Monday, October 10, 2011

Suburbs of Our Discontent

Thoreau on Shakespeare, My Daughter on the Myth of Eternity



I went to Walden Pond with my kids yesterday. Thoreau is awesome for so many reasons, not least of which is his affection for Mr. Shakespeare:

"True, we have declared our independence, and gained our liberty, but we have dissolved only the political bonds which connected us with Great Britain; though we have rejected her tea she still supplies us with food for the mind. Milton and Shakspeare, Cowper and Johnson, with their kindred spirits, have done and are still doing as much for the advancement of literature, and the establishment of a pure and nervous language, on this as on the other side of the water."

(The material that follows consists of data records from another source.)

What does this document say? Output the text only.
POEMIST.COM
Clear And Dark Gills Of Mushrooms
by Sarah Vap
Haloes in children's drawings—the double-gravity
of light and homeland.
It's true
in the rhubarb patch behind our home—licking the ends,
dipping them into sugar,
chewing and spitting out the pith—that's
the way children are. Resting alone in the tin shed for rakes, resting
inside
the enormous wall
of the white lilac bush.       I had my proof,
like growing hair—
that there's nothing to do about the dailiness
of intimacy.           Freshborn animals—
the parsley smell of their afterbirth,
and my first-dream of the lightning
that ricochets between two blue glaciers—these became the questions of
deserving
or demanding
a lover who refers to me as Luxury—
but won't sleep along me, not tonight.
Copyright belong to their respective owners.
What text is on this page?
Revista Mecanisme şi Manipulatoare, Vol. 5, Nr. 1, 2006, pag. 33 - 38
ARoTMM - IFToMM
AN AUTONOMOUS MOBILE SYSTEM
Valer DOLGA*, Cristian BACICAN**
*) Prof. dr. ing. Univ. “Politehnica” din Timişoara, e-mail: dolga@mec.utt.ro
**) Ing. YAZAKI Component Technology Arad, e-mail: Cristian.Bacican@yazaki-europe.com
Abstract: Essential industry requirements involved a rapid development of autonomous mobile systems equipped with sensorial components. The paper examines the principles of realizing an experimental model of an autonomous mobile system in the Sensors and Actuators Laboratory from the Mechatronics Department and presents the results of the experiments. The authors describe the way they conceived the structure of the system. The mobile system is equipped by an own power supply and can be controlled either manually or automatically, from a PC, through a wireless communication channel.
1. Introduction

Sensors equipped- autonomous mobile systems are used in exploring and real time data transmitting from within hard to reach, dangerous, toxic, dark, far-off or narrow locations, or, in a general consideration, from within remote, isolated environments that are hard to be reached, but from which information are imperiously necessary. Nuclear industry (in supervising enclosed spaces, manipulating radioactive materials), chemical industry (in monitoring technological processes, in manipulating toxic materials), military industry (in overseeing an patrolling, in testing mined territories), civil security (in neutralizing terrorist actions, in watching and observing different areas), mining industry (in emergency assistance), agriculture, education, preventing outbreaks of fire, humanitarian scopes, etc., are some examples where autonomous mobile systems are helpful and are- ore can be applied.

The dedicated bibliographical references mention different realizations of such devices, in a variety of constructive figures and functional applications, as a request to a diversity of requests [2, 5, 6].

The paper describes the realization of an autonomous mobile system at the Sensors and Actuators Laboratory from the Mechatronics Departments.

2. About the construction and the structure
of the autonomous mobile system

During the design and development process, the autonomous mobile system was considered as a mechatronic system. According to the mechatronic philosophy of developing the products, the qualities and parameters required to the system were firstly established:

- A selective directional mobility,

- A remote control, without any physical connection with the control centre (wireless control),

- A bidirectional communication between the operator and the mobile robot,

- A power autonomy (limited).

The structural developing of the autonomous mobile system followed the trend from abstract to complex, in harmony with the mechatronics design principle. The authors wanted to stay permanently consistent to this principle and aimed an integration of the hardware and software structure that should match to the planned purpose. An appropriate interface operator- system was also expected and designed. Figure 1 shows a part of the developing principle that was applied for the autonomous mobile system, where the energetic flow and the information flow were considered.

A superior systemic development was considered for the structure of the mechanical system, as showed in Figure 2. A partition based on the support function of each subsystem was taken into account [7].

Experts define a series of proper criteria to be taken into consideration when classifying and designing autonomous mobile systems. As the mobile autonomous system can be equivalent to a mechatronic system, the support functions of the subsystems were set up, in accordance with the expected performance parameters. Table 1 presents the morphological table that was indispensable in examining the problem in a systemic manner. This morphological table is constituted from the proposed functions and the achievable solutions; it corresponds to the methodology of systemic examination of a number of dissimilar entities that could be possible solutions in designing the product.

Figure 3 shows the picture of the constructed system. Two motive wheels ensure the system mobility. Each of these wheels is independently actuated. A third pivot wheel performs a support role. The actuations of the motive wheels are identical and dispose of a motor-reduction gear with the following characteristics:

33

—Henry David Thoreau, unpublished essay, 1836, from Early Essays and Miscellanies, eds. Joseph J. Modenhauer and Edwin Moser, with Alexander C. Kern, 1974

To paraphrase: Doesn't matter what shit goes down between us and England; Shakespeare is and always will be AWESOME.

To Thoreau I say yeah, baby.

While in literary la-la land, I asked my five-year-old, "Why do you think there's a statue of Thoreau?"

She replied "So that people don't forget him."

Yes, exactly!

But then she took another look at the statue, dramatically turned away from it, and yelled "HA HA HA! I've forgotten all of him!" Then she ran off towards the ice cream truck.